It’s hardly surprising that Vick is struggling under the weight of high expectations

Philadelphia quarterback Michael Vick holds his broken hand on the bench during fourth quarter against the New York Giants at Lincoln Financial Field in Philadephia on September 25, 2011. New York defeated Philadelphia 29-16. UPI/John Anderson

Injuries, sloppy play, and failed expectations: Gee, where have I seen this Michael Vick before?

It’s natural that when things are going well for a person that they’re often viewed as untouchable. Conversely, when things start to unravel, frustration sets in and problems become magnified.

Now multiple both of those sentences by about 50 when it comes to Vick.

When everything is right in his world, he’s “revolutionizing the quarterback position” or putting up “video game numbers.” He’s unbelievable. One-of-a-kind. A $100 million quarterback. He’s sick. He’s Mike Vick.

Everyone bought into the same hype surrounding Vick on draft day in 2001 that they did last year when he started to light up the league again. But someone please explain to me what has actually changed besides his uniform color, because I don’t see much.

Remember when the media couldn’t stop putting a microphone in front of his face last year? Oh, how the public ate it up. He was a changed man. A more mature man and a more mature player. It was going to be different in Philadelphia because quite frankly, he and everyone said it was.

But what happened? He led the Eagles to the playoffs only to come up just short in the end. Then again, he did just enough to have a lot of people believing he and the Eagles were destined for big things in 2011. Super Bowl-type things.

Falcon fans that watched his rise and fall in Atlanta must be shaking their heads right now. This is what happens with Michael Vick: he’s at his worst when the expectations are at its highest. After leading the Falcons to that epic playoff win over the Packers at Lambeau, he suffered that gruesome leg injury in 2003. When the expectations were low again in 2004 because nobody knew how he would hold up, he led them to the NFC Championship Game. When many people were predicting the Falcons to reach the Super Bowl in 2005, they finished 8-8. When people said the Falcons would be reborn again under Vick in ’06, they finished 7-9.

Now, football is played with 11 men on both sides of the ball and it takes much more than that to win. Vick is only one man and one player so it’s unfair to suggest that he was the one who failed or he was the one who fell short of the Super Bowl. But he is making the same mistakes that he made in Atlanta, at least when it comes to his play on the field.

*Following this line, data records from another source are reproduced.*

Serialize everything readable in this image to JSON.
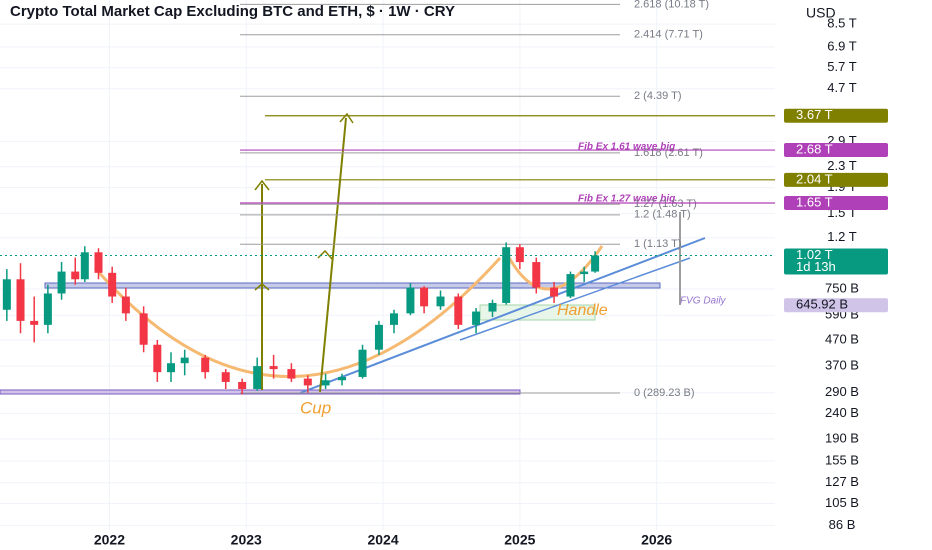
{
  "title": "Crypto Total Market Cap Excluding BTC and ETH, $ · 1W · CRY",
  "currency": "USD",
  "chart_data": {
    "type": "candlestick",
    "log_scale": true,
    "grid": true,
    "up_color": "#089981",
    "down_color": "#f23645",
    "xlim": [
      2021.2,
      2026.865
    ],
    "xticks": [
      2022,
      2023,
      2024,
      2025,
      2026
    ],
    "ylim": [
      82.4,
      10600
    ],
    "yticks": [
      {
        "value": 8500,
        "label": "8.5 T"
      },
      {
        "value": 6900,
        "label": "6.9 T"
      },
      {
        "value": 5700,
        "label": "5.7 T"
      },
      {
        "value": 4700,
        "label": "4.7 T"
      },
      {
        "value": 2900,
        "label": "2.9 T"
      },
      {
        "value": 2300,
        "label": "2.3 T"
      },
      {
        "value": 1900,
        "label": "1.9 T"
      },
      {
        "value": 1500,
        "label": "1.5 T"
      },
      {
        "value": 1200,
        "label": "1.2 T"
      },
      {
        "value": 750,
        "label": "750 B"
      },
      {
        "value": 590,
        "label": "590 B"
      },
      {
        "value": 470,
        "label": "470 B"
      },
      {
        "value": 370,
        "label": "370 B"
      },
      {
        "value": 290,
        "label": "290 B"
      },
      {
        "value": 240,
        "label": "240 B"
      },
      {
        "value": 190,
        "label": "190 B"
      },
      {
        "value": 155,
        "label": "155 B"
      },
      {
        "value": 127,
        "label": "127 B"
      },
      {
        "value": 105,
        "label": "105 B"
      },
      {
        "value": 86,
        "label": "86 B"
      }
    ],
    "x": [
      2021.25,
      2021.35,
      2021.45,
      2021.55,
      2021.65,
      2021.75,
      2021.82,
      2021.92,
      2022.02,
      2022.12,
      2022.25,
      2022.35,
      2022.45,
      2022.55,
      2022.7,
      2022.85,
      2022.97,
      2023.08,
      2023.2,
      2023.33,
      2023.45,
      2023.58,
      2023.7,
      2023.85,
      2023.97,
      2024.08,
      2024.2,
      2024.3,
      2024.42,
      2024.55,
      2024.68,
      2024.8,
      2024.9,
      2025.0,
      2025.12,
      2025.25,
      2025.37,
      2025.47,
      2025.55
    ],
    "open": [
      620,
      820,
      560,
      540,
      720,
      880,
      820,
      1050,
      870,
      700,
      600,
      450,
      350,
      380,
      400,
      350,
      320,
      300,
      370,
      360,
      330,
      310,
      325,
      335,
      430,
      540,
      600,
      760,
      640,
      700,
      540,
      610,
      660,
      1100,
      960,
      760,
      700,
      860,
      880
    ],
    "high": [
      900,
      950,
      700,
      780,
      960,
      1000,
      1110,
      1090,
      920,
      760,
      640,
      470,
      420,
      430,
      410,
      360,
      330,
      400,
      410,
      380,
      340,
      345,
      345,
      450,
      560,
      620,
      790,
      770,
      740,
      720,
      630,
      680,
      1150,
      1130,
      1000,
      800,
      880,
      920,
      1060
    ],
    "low": [
      560,
      500,
      460,
      500,
      680,
      780,
      800,
      820,
      660,
      560,
      420,
      320,
      320,
      340,
      330,
      300,
      285,
      295,
      330,
      320,
      290,
      300,
      310,
      330,
      410,
      500,
      590,
      600,
      620,
      520,
      500,
      580,
      650,
      900,
      720,
      660,
      690,
      800,
      870
    ],
    "close": [
      820,
      560,
      540,
      720,
      880,
      820,
      1050,
      870,
      700,
      600,
      450,
      350,
      380,
      400,
      350,
      320,
      300,
      370,
      360,
      330,
      310,
      325,
      335,
      430,
      540,
      600,
      760,
      640,
      700,
      540,
      610,
      660,
      1100,
      960,
      760,
      700,
      860,
      880,
      1020
    ],
    "fib_levels": [
      {
        "value": 10180,
        "label": "2.618 (10.18 T)"
      },
      {
        "value": 7710,
        "label": "2.414 (7.71 T)"
      },
      {
        "value": 4390,
        "label": "2 (4.39 T)"
      },
      {
        "value": 2610,
        "label": "1.618 (2.61 T)"
      },
      {
        "value": 1630,
        "label": "1.27 (1.63 T)"
      },
      {
        "value": 1480,
        "label": "1.2 (1.48 T)"
      },
      {
        "value": 1130,
        "label": "1 (1.13 T)"
      },
      {
        "value": 289.23,
        "label": "0 (289.23 B)"
      }
    ],
    "price_markers": [
      {
        "value": 3670,
        "label": "3.67 T",
        "color": "#808000"
      },
      {
        "value": 2680,
        "label": "2.68 T",
        "color": "#b040b8"
      },
      {
        "value": 2040,
        "label": "2.04 T",
        "color": "#808000"
      },
      {
        "value": 1650,
        "label": "1.65 T",
        "color": "#b040b8"
      },
      {
        "value": 1020,
        "label": "1.02 T",
        "color": "#089981"
      },
      {
        "value": 645.92,
        "label": "645.92 B",
        "color": "#d1c4e9"
      }
    ],
    "countdown": "1d 13h",
    "annotations": {
      "cup": "Cup",
      "handle": "Handle",
      "fvg": "FVG Daily",
      "fib161": "Fib Ex 1.61 wave big",
      "fib127": "Fib Ex 1.27 wave big"
    }
  }
}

He has always been careless with the football, especially when the game is on the line in the fourth quarter. He presses. He thinks he can win games by himself because of his superior athletic ability, which gets him into trouble. He thinks he can fit passes into windows that just aren’t there because he has a cannon for an arm. He thinks he can be careless with the ball while running because his legs has can do extraordinary things.

When he’s good he’s great and when he’s bad he’s dangerous. With the way the Eagles were moving up and down the field last Sunday night in Atlanta, there’s no excuse for why Philly wasn’t up by at least two scores heading into halftime. Yet because he turned the ball over three times on the night, he kept the Falcons in the game and they eventually won. Again, this kind of play from him is nothing new.

It’s early. If the Eagles can fix their offensive line issues and give Vick more time, then maybe he can stay healthy throughout the season and lead them back to the playoffs. But for now, he needs to spend more time worrying about why he’s still making the same mistakes he did years ago, instead of what the refs are doing.